Ein Teufelskreis

Ein Fall fürs Sozialamt – egal, wie lange jemand gearbeitet hat: Der Vize-Chefredakteur der AZ, Georg Thanscheidt, über die Rentenlücke bei Mini-Jobbern.
von  Georg Thanscheidt

Das deutsche Job-Wunder hat seinen Preis – und den bezahlt der Einzelne im Alter. Für Millionen von Angestellten, die sich gerade mit Minijobs über Wasser halten, wird es dann ein böses Erwachen geben: Ihre Rente wird so gering sein, dass sie auf staatliche Unterstützung angewiesen sein werden.

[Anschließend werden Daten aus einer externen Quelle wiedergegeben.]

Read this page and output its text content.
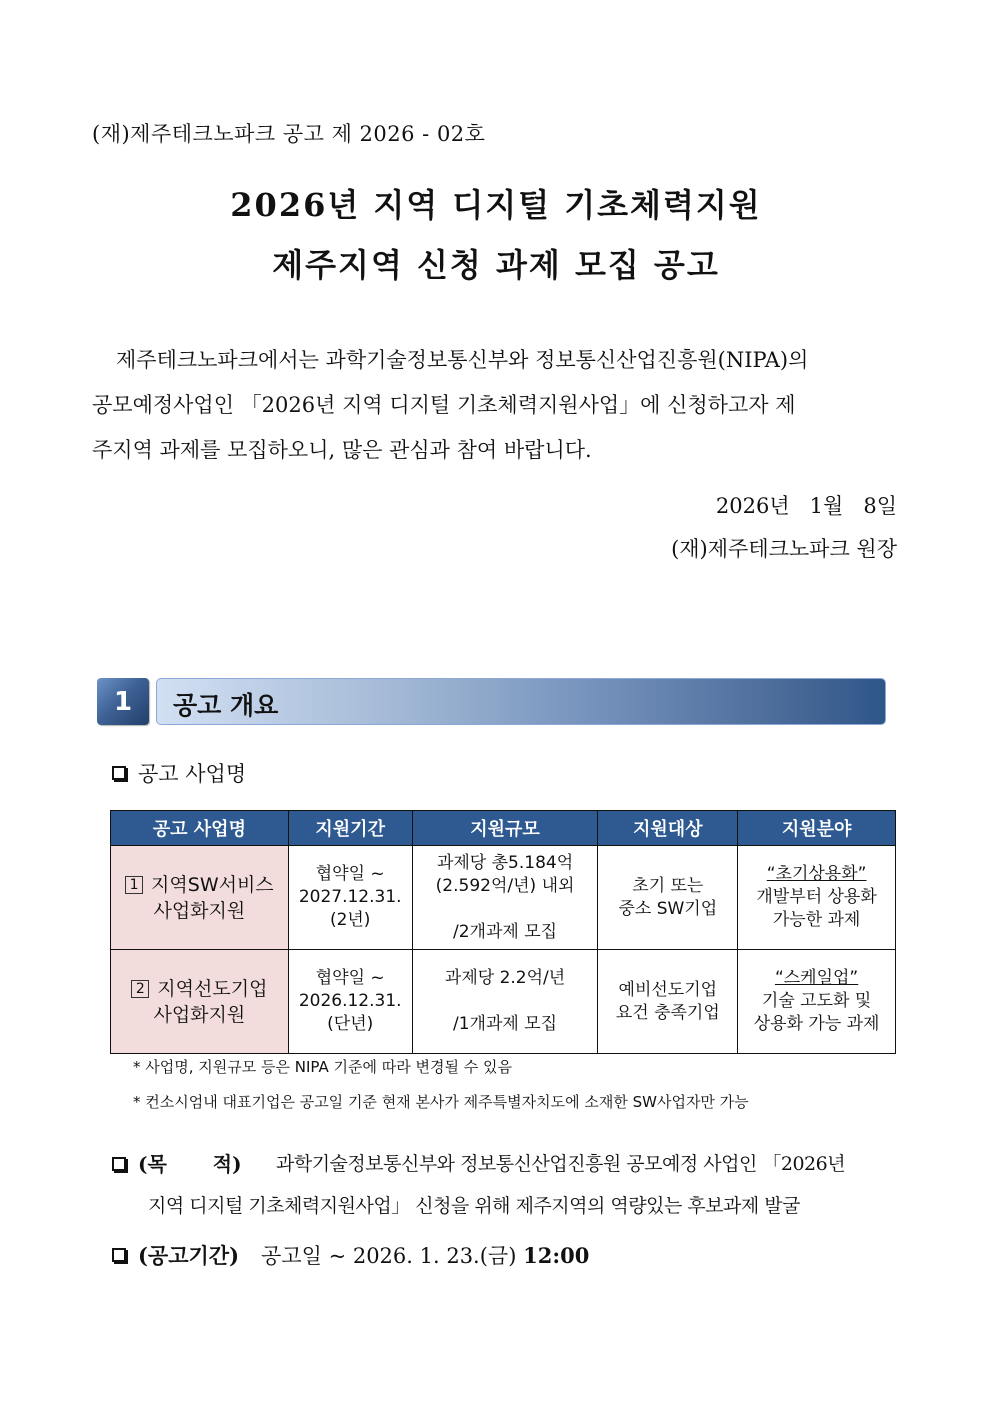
(재)제주테크노파크 공고 제 2026 - 02호
2026년 지역 디지털 기초체력지원
제주지역 신청 과제 모집 공고
제주테크노파크에서는 과학기술정보통신부와 정보통신산업진흥원(NIPA)의
공모예정사업인 「2026년 지역 디지털 기초체력지원사업」에 신청하고자 제
주지역 과제를 모집하오니, 많은 관심과 참여 바랍니다.
2026년   1월   8일
(재)제주테크노파크 원장
1	공고 개요
공고 사업명
공고 사업명	지원기간	지원규모	지원대상	지원분야
1 지역SW서비스
사업화지원	협약일 ~
2027.12.31.
(2년)	과제당 총5.184억
(2.592억/년) 내외
/2개과제 모집	초기 또는
중소 SW기업	“초기상용화”
개발부터 상용화
가능한 과제
2 지역선도기업
사업화지원	협약일 ~
2026.12.31.
(단년)	과제당 2.2억/년
/1개과제 모집	예비선도기업
요건 충족기업	“스케일업”
기술 고도화 및
상용화 가능 과제
* 사업명, 지원규모 등은 NIPA 기준에 따라 변경될 수 있음
* 컨소시엄내 대표기업은 공고일 기준 현재 본사가 제주특별자치도에 소재한 SW사업자만 가능
(목 적)	과학기술정보통신부와 정보통신산업진흥원 공모예정 사업인 「2026년
지역 디지털 기초체력지원사업」 신청을 위해 제주지역의 역량있는 후보과제 발굴
(공고기간) 공고일 ~ 2026. 1. 23.(금)
12:00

Durch die Hartz-IV-Reformen vor neun Jahren ist im Minijob-Bereich eine für den Einzelnen paradoxe Situation entstanden: Egal, ob er mehr als 40 Jahre zumindest geringfügig beschäftigt war oder nicht – am Ende bekommt er lediglich den früheren Sozialhilfesatz. Der beträgt in München für diese „Aufstocker“ bald 393 Euro im Monat.

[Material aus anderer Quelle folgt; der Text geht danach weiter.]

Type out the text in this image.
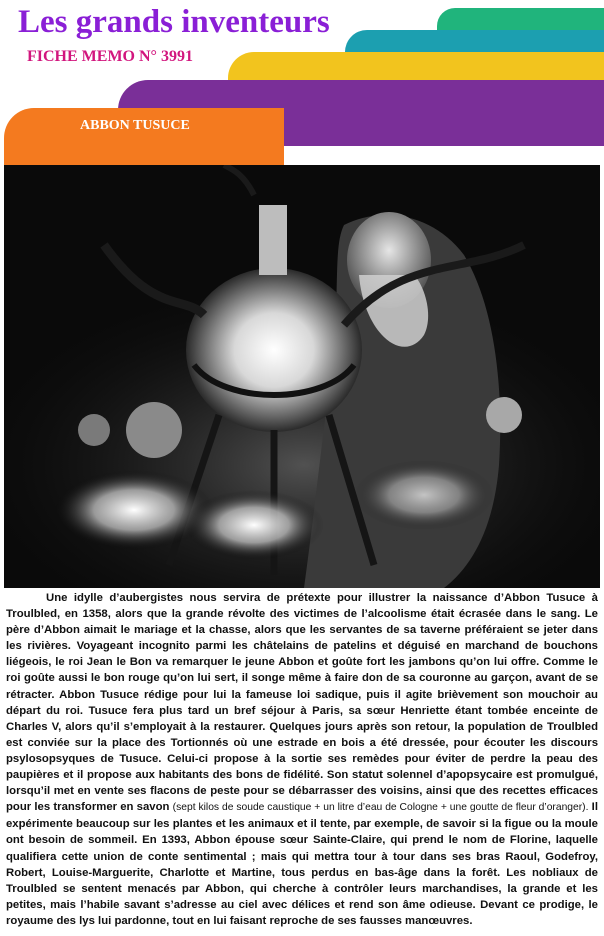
Les grands inventeurs
FICHE MEMO N° 3991
ABBON TUSUCE

Une idylle d’aubergistes nous servira de prétexte pour illustrer la naissance d’Abbon Tusuce à Troulbled, en 1358, alors que la grande révolte des victimes de l’alcoolisme était écrasée dans le sang. Le père d’Abbon aimait le mariage et la chasse, alors que les servantes de sa taverne préféraient se jeter dans les rivières. Voyageant incognito parmi les châtelains de patelins et déguisé en marchand de bouchons liégeois, le roi Jean le Bon va remarquer le jeune Abbon et goûte fort les jambons qu’on lui offre. Comme le roi goûte aussi le bon rouge qu’on lui sert, il songe même à faire don de sa couronne au garçon, avant de se rétracter. Abbon Tusuce rédige pour lui la fameuse loi sadique, puis il agite brièvement son mouchoir au départ du roi. Tusuce fera plus tard un bref séjour à Paris, sa sœur Henriette étant tombée enceinte de Charles V, alors qu’il s’employait à la restaurer. Quelques jours après son retour, la population de Troulbled est conviée sur la place des Tortionnés où une estrade en bois a été dressée, pour écouter les discours psylosopsyques de Tusuce. Celui-ci propose à la sortie ses remèdes pour éviter de perdre la peau des paupières et il propose aux habitants des bons de fidélité. Son statut solennel d’apopsycaire est promulgué, lorsqu’il met en vente ses flacons de peste pour se débarrasser des voisins, ainsi que des recettes efficaces pour les transformer en savon (sept kilos de soude caustique + un litre d’eau de Cologne + une goutte de fleur d’oranger). Il expérimente beaucoup sur les plantes et les animaux et il tente, par exemple, de savoir si la figue ou la moule ont besoin de sommeil. En 1393, Abbon épouse sœur Sainte-Claire, qui prend le nom de Florine, laquelle qualifiera cette union de conte sentimental ; mais qui mettra tour à tour dans ses bras Raoul, Godefroy, Robert, Louise-Marguerite, Charlotte et Martine, tous perdus en bas-âge dans la forêt. Les nobliaux de Troulbled se sentent menacés par Abbon, qui cherche à contrôler leurs marchandises, la grande et les petites, mais l’habile savant s’adresse au ciel avec délices et rend son âme odieuse. Devant ce prodige, le royaume des lys lui pardonne, tout en lui faisant reproche de ses fausses manœuvres.
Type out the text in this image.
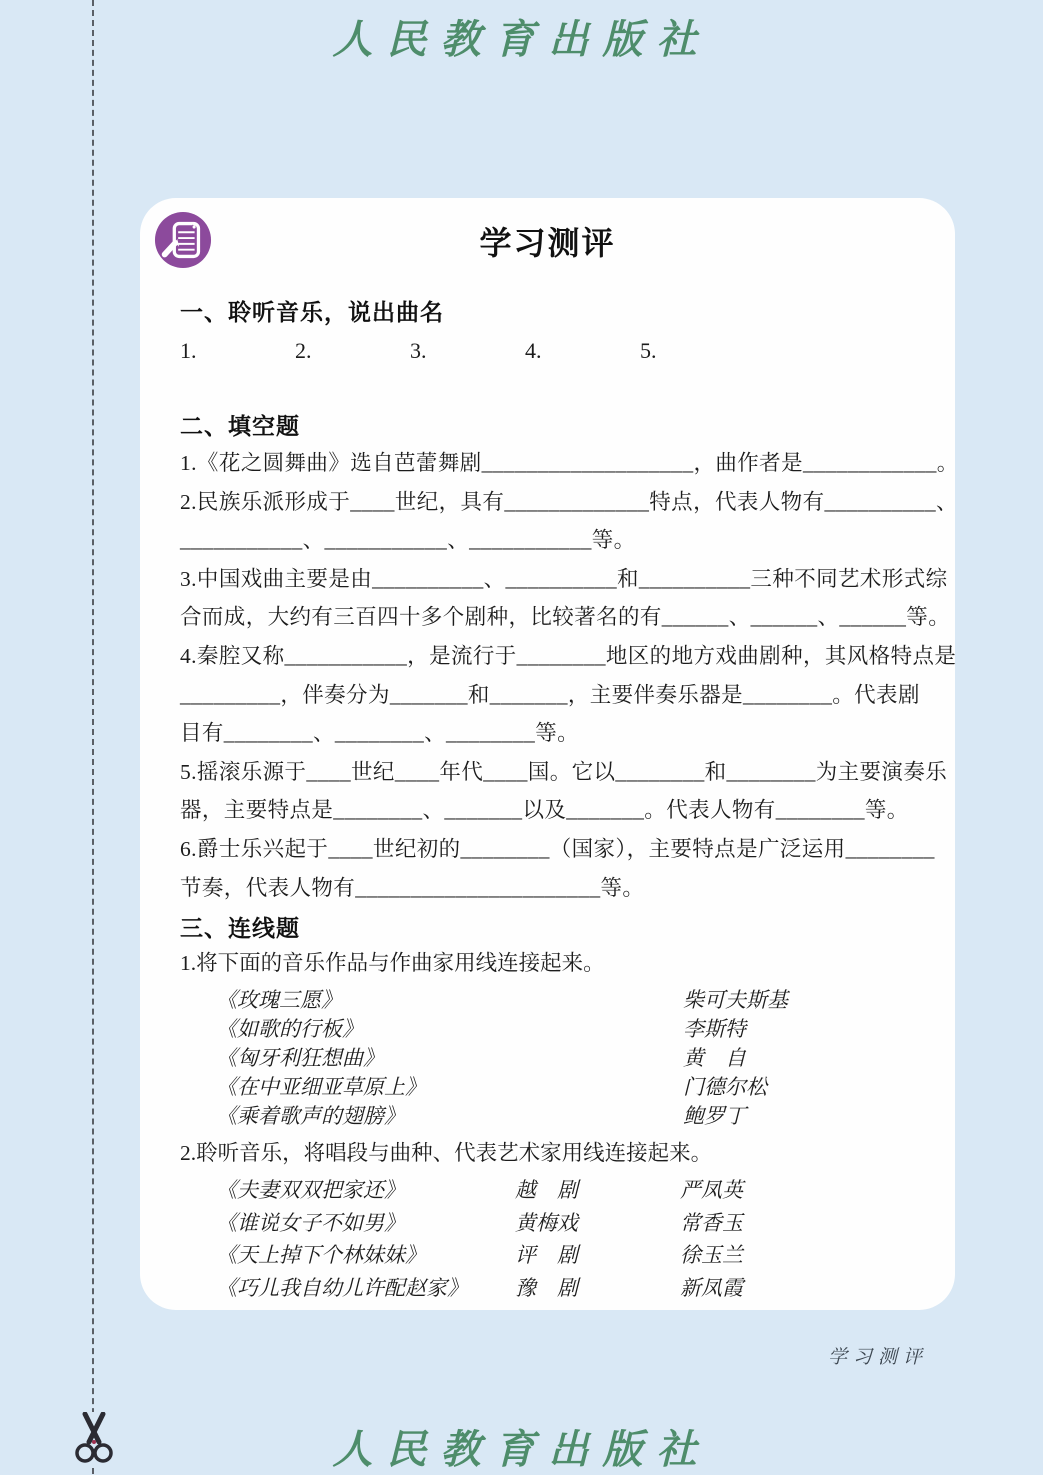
人民教育出版社
人民教育出版社
学习测评
一、聆听音乐，说出曲名
1.	2.	3.	4.	5.
二、填空题
1.《花之圆舞曲》选自芭蕾舞剧___________________，曲作者是____________。
2.民族乐派形成于____世纪，具有_____________特点，代表人物有__________、
___________、___________、___________等。
3.中国戏曲主要是由__________、__________和__________三种不同艺术形式综
合而成，大约有三百四十多个剧种，比较著名的有______、______、______等。
4.秦腔又称___________，是流行于________地区的地方戏曲剧种，其风格特点是
_________，伴奏分为_______和_______，主要伴奏乐器是________。代表剧
目有________、________、________等。
5.摇滚乐源于____世纪____年代____国。它以________和________为主要演奏乐
器，主要特点是________、_______以及_______。代表人物有________等。
6.爵士乐兴起于____世纪初的________（国家），主要特点是广泛运用________
节奏，代表人物有______________________等。
三、连线题
1.将下面的音乐作品与作曲家用线连接起来。
《玫瑰三愿》	柴可夫斯基
《如歌的行板》	李斯特
《匈牙利狂想曲》	黄　自
《在中亚细亚草原上》	门德尔松
《乘着歌声的翅膀》	鲍罗丁
2.聆听音乐，将唱段与曲种、代表艺术家用线连接起来。
《夫妻双双把家还》	越　剧	严凤英
《谁说女子不如男》	黄梅戏	常香玉
《天上掉下个林妹妹》	评　剧	徐玉兰
《巧儿我自幼儿许配赵家》 豫　剧	新凤霞
学习测评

Selbst wenn er in die viel gepriesene private Vorsorge – zum Beispiel in einen Riester-Vertrag – investiert hätte – er wäre trotzdem ein Fall fürs Sozialamt. Das ist bitter – nicht nur für den Einzelnen, auch für die Gemeinschaft. Denn die Tendenz zu Minijobs höhlt die Finanzierung der Sozialkassen aus. Vor zehn Jahren gab es nur vier Millionen geringfügig Beschäftigte, jetzt sind es schon knapp acht Millionen. Das ist fast jeder vierte Beschäftigte.

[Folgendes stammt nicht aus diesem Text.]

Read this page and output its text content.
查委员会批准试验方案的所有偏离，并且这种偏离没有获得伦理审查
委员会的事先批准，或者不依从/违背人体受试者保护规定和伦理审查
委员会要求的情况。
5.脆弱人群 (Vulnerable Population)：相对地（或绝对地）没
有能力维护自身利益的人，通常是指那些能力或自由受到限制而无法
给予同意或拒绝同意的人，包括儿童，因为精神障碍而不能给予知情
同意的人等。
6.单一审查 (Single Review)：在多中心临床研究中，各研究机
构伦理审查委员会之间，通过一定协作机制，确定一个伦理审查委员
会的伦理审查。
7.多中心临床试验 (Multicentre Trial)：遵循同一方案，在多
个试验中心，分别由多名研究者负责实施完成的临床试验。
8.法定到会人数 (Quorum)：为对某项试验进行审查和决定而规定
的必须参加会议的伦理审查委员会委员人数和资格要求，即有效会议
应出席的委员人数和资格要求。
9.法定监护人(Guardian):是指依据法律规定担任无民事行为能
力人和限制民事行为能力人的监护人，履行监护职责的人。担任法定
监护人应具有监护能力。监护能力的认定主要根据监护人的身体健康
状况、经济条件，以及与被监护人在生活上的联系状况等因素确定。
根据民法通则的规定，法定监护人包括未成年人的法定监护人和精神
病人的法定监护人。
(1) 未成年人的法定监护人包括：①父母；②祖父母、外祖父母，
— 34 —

Für fünf Millionen ist der Mini-Job die einzige Einkommensquelle. Für sie müssen geringere Rentenversicherungsbeiträge gezahlt werden – der Arbeitgeber zahlt pauschal 15 Prozent vom Lohn. Der Angestellte muss nichts bezahlen – er könnte freiwillig mehr zahlen, tut dies aber nicht, weil er dafür kein Geld hat. Genau deswegen hat er ja einen 400-Euro-Job angenommen. Ein Teufelskreis.